Looks like I might try the Elixirs next time,a lot of raves here. I have been using D'Addario acoustic strings for years, so it might be a tough change. Stay away from Martin strings though. They just don't last and sound mushy very quickly.


----------



## Mooh (Mar 7, 2007)

dtsaudio said:


> Looks like I might try the Elixirs next time,a lot of raves here. I have been using D'Addario acoustic strings for years, so it might be a tough change. Stay away from Martin strings though. They just don't last and sound mushy very quickly.


Then try the D'Addario coated strings, EXP.

Peace, Mooh.


----------



## Bevo (Nov 24, 2006)

Good information.

I went with a standard guage set of some sort of strings which ended up being too tight, went to a light set of Elixers and found the tone was just as bright/loud as the heavy set.
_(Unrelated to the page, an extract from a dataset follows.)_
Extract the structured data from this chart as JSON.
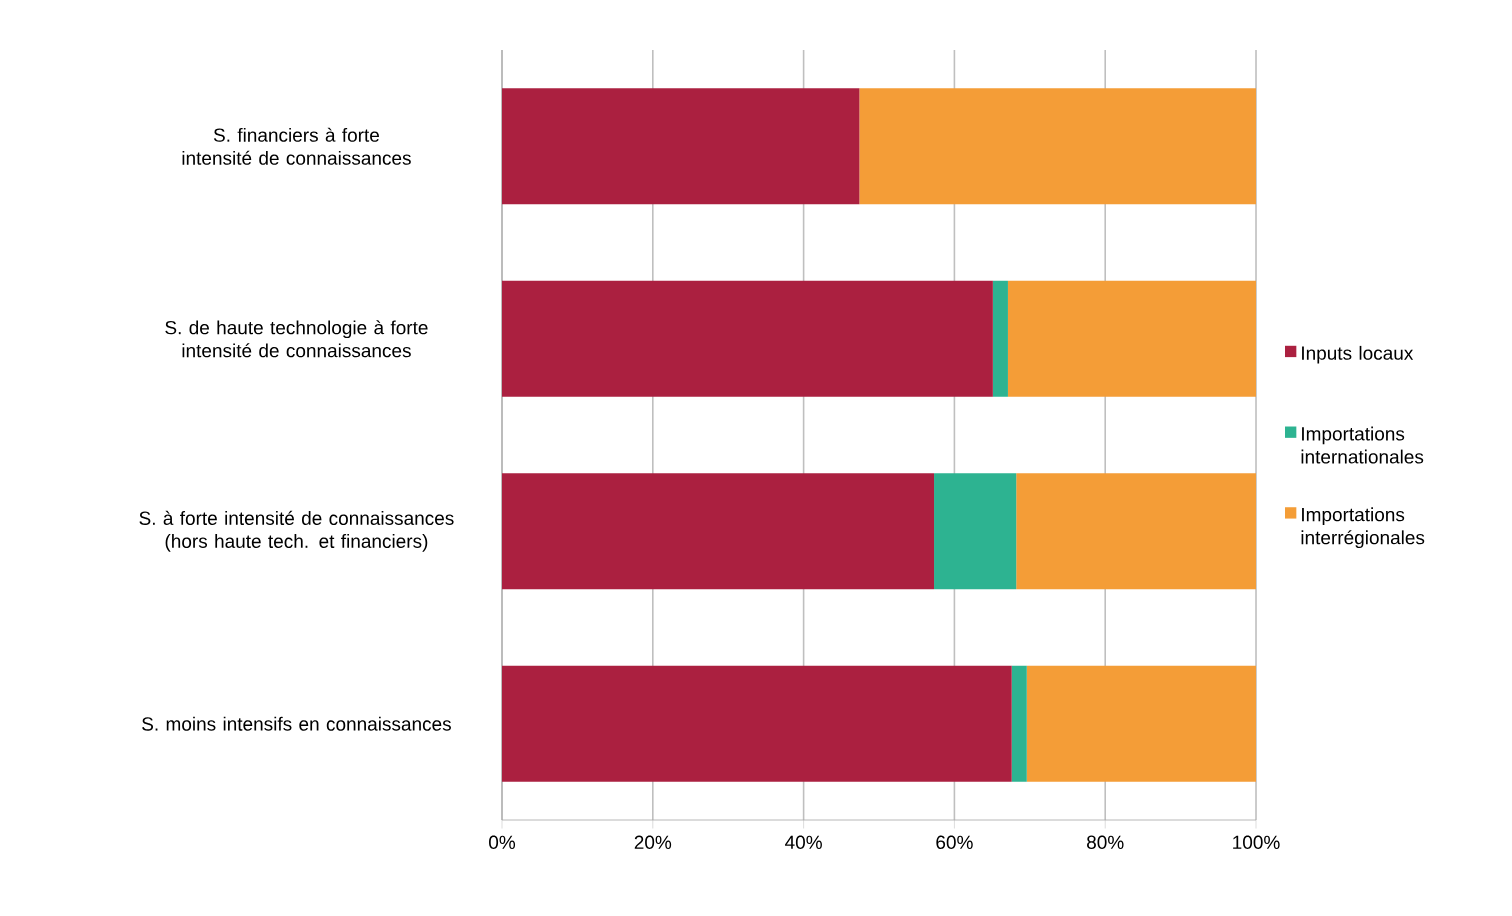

How do you guys pull the string pins out, the cheap L&M string tool does not clamp on and lift them out very well.


----------



## Bruiser74 (Jan 29, 2010)

Using Ernie Ball Nickel on most electrics now, much better than the DM Blue Steels i used for years (break more and dull quickly).
D'Addario's are fine as well.
Use Dean Markley on my acoustic, nice a bright new but seem to dull fairly quick.


----------



## dtsaudio (Apr 15, 2009)

> Then try the D'Addario coated strings, EXP


Didn't know they made coated srtrings.
Thanks Mooh


----------



## Ship of fools (Nov 17, 2007)

Bevo if the string puller is not working its because A) you have pushed them down to far, the only need to be snug enough for the ball end to work
B) the holes have gotten to big and loose
C) the pins are the wrong size
Good hunting .ship


----------



## dino (Jan 6, 2009)

Elixirs for me. Nanoweb. I used them on all my high end guitars , Taylor , Takamine, Martins, Gibson J45 .... 12-53 size


----------



## pattste (Dec 30, 2007)

I have not experimented with acoustic guitar strings. My guitar came with Gibson Masterbuilt Premium 12s and I loved how they sounded together so I bought several sets and they're all she's ever known.

On electric however, I've had GHS (didn't work for me at all), Fender (used for many years), D'Addario XLs (didn't like the feel), Snake Oil Vintage (fabulous strings, owner sold direct and was difficult to deal with). Since I'm only playing Gibson guitars these days, I've settled on Gibson strings too (Brite Wire 10s on the Les Paul Standard and Vintage Reissue on the ES-335 Dot). Some say the Gibson plant shut down last year and they are made by D'Addario now, I've never seen any confirmation of that. They don't _feel_ like D'Addario strings to me so they may be made using a different formulation.


----------